Lowe v. Harwood

139 Mass. 133 | Mass. | 1885

Holmes, J.

The defendant’s conveyance of his land and chattels to a third person, when the plaintiff was in no default, was sufficient to constitute an actionable breach of contract, although the plaintiff had made no tender. Newcomb v. Brackett, 16 Mass. 161. Buttrick v. Holden, 8 Cush. 233. See also Farrington v. Hodgdon, 119 Mass. 453, 458. It is suggested that it does not appear that the plaintiff was able to pay the money which he was to pay. But he was personally bound for it, and the degree of his ability at any moment before he was called on to pay was no concern of the defendant’s. The way for the defendant to test that was to tender performance on his side conditionally upon the plaintiff’s performing his part of the agreement. See Brown v. Davis, 138 Mass. 458.
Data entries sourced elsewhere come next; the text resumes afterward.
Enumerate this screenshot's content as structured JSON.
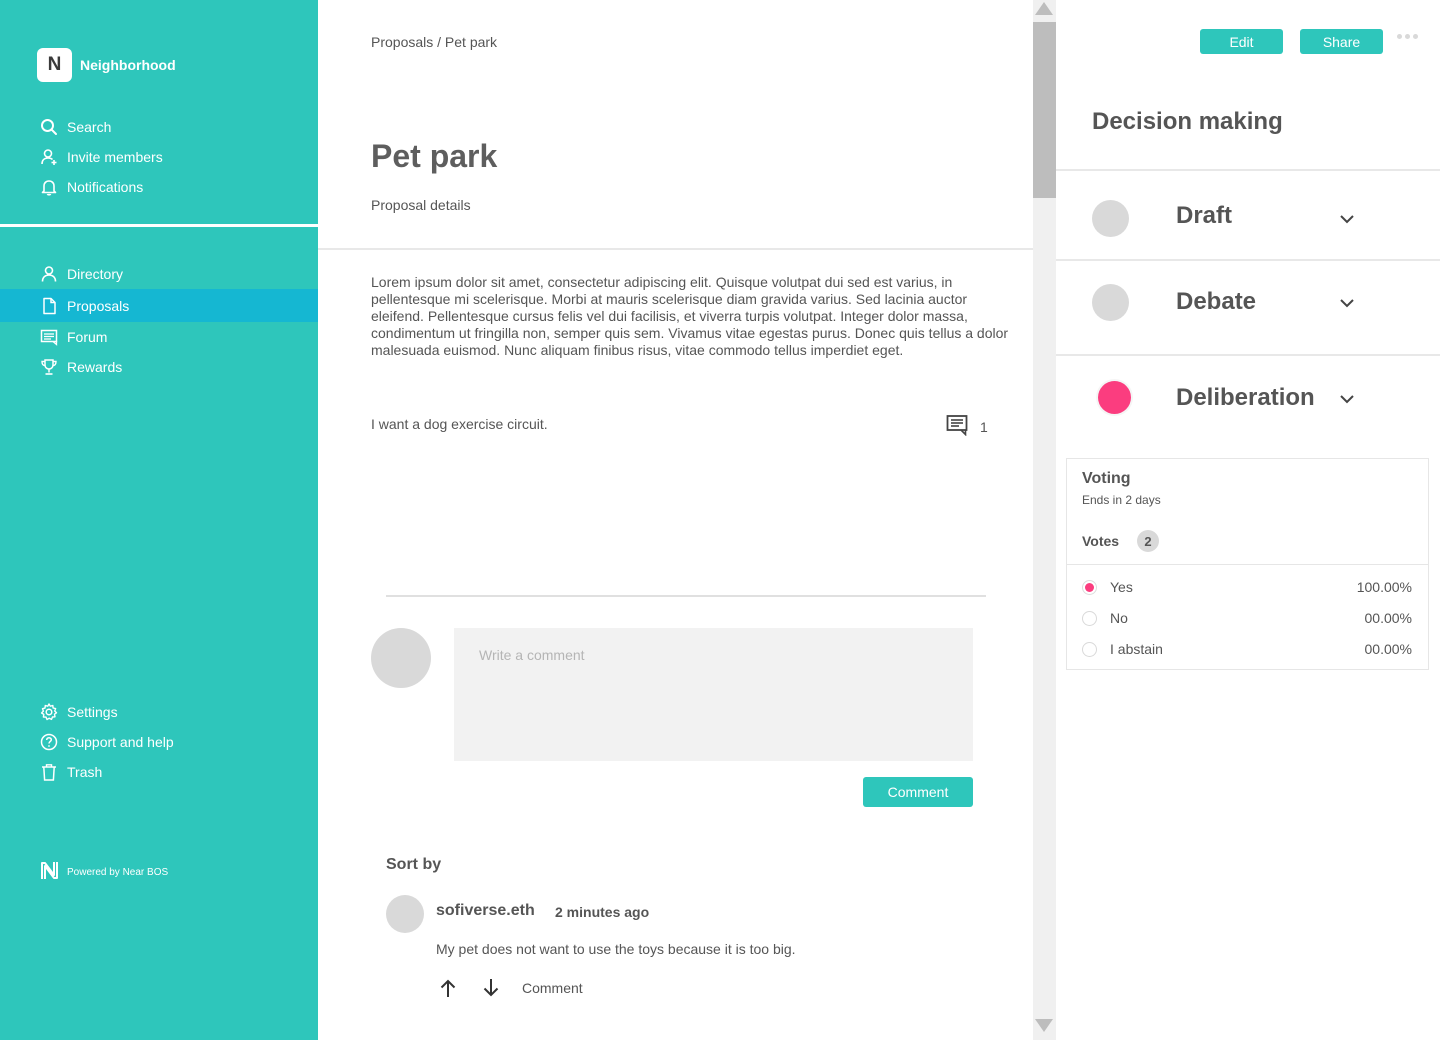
{
  "sidebar": {
    "brand_letter": "N",
    "brand_name": "Neighborhood",
    "top_items": [
      {
        "label": "Search",
        "icon": "search-icon"
      },
      {
        "label": "Invite members",
        "icon": "user-plus-icon"
      },
      {
        "label": "Notifications",
        "icon": "bell-icon"
      }
    ],
    "main_items": [
      {
        "label": "Directory",
        "icon": "user-icon"
      },
      {
        "label": "Proposals",
        "icon": "document-icon",
        "active": true
      },
      {
        "label": "Forum",
        "icon": "forum-icon"
      },
      {
        "label": "Rewards",
        "icon": "trophy-icon"
      }
    ],
    "bottom_items": [
      {
        "label": "Settings",
        "icon": "gear-icon"
      },
      {
        "label": "Support and help",
        "icon": "help-icon"
      },
      {
        "label": "Trash",
        "icon": "trash-icon"
      }
    ],
    "powered_by": "Powered by Near BOS"
  },
  "main": {
    "breadcrumb": "Proposals / Pet park",
    "title": "Pet park",
    "subtitle": "Proposal details",
    "body": "Lorem ipsum dolor sit amet, consectetur adipiscing elit. Quisque volutpat dui sed est varius, in pellentesque mi scelerisque. Morbi at mauris scelerisque diam gravida varius. Sed lacinia auctor eleifend. Pellentesque cursus felis vel dui facilisis, et viverra turpis volutpat. Integer dolor massa, condimentum ut fringilla non, semper quis sem. Vivamus vitae egestas purus. Donec quis tellus a dolor malesuada euismod. Nunc aliquam finibus risus, vitae commodo tellus imperdiet eget.",
    "proposal_line": "I want a dog exercise circuit.",
    "comment_count": "1",
    "comment_placeholder": "Write a comment",
    "comment_button": "Comment",
    "sort_by": "Sort by",
    "comments": [
      {
        "author": "sofiverse.eth",
        "time": "2 minutes ago",
        "text": "My pet does not want to use the toys because it is too big.",
        "reply_label": "Comment"
      }
    ]
  },
  "right_panel": {
    "edit_label": "Edit",
    "share_label": "Share",
    "title": "Decision making",
    "stages": [
      {
        "label": "Draft",
        "color": "#d9d9d9"
      },
      {
        "label": "Debate",
        "color": "#d9d9d9"
      },
      {
        "label": "Deliberation",
        "color": "#fb3d7f"
      }
    ],
    "voting": {
      "title": "Voting",
      "ends": "Ends in 2 days",
      "votes_label": "Votes",
      "votes_count": "2",
      "options": [
        {
          "label": "Yes",
          "value": "100.00%",
          "selected": true
        },
        {
          "label": "No",
          "value": "00.00%",
          "selected": false
        },
        {
          "label": "I abstain",
          "value": "00.00%",
          "selected": false
        }
      ]
    }
  },
  "colors": {
    "accent": "#2ec6bb",
    "active_nav": "#15b7d2",
    "pink": "#fb3d7f"
  }
}
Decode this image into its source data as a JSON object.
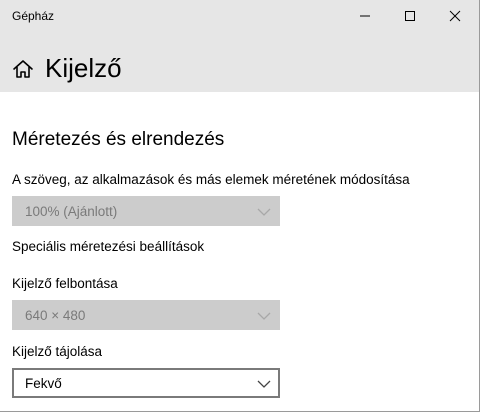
{
  "window": {
    "title": "Gépház",
    "controls": {
      "minimize": "minimize-icon",
      "maximize": "maximize-icon",
      "close": "close-icon"
    }
  },
  "header": {
    "home_icon": "home-icon",
    "title": "Kijelző"
  },
  "main": {
    "section_heading": "Méretezés és elrendezés",
    "scale": {
      "label": "A szöveg, az alkalmazások és más elemek méretének módosítása",
      "value": "100% (Ajánlott)",
      "enabled": false
    },
    "advanced_scaling_link": "Speciális méretezési beállítások",
    "resolution": {
      "label": "Kijelző felbontása",
      "value": "640 × 480",
      "enabled": false
    },
    "orientation": {
      "label": "Kijelző tájolása",
      "value": "Fekvő",
      "enabled": true
    }
  },
  "colors": {
    "titlebar_bg": "#e6e6e6",
    "content_bg": "#ffffff",
    "disabled_field_bg": "#cccccc",
    "disabled_text": "#7a7a7a",
    "field_border": "#7a7a7a"
  }
}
But apart from the conveyance, and it would seem before it was made, although the date is not fixed, the defendant broke the contract by repudiating it. The agreement was signed on November 8, 1883. The plaintiff at once and continuously tried to have it performed. But on November 12, the defendant wrote to the plaintiff that his wife would not sign a deed, and that “ taking it all around will have to give up the trade.” On November 24, after other correspondence, and in answer to a notice from the plaintiff that he should hold the defendant to the agreement, and calling on him to carry it out, the defendant wrote that the bargain was made dependent on his wife’s consent. “ She refused and I notified you, and that wound up the business as I understood it.” Bead in the light of what had *136gone before, this was an absolute repudiation of the contract, which not only excused the plaintiff from making any tender and authorized him to rescind if he chose, (Ballou v. Billings, 136 Mass. 307, and Gormley v. Kyle, 137 Mass. 189,) but amounted to a breach of the contract. The contract was for immediate exchange, allowing a reasonable time for necessary preparations. In the absence of special circumstances, which do not appear, sufficient time had been allowed, even if any consideration of that sort could not be and was not waived by the defendant. The case is not affected by Daniels v. Newton, 114 Mass. 530, but falls within principles that have been often recognized. Howland v. Leach, 11 Pick. 151. Tinney v. Ashley, 15 Pick. 546, 552. Hapgood v. Shaw, 105 Mass. 276, 279. Carpenter v. Holcomb, 105 Mass. 280. West v. Platt, 127 Mass. 367, 370. Laird v. Pim, 7 M. & W. 474. ¡Exceptions sustained.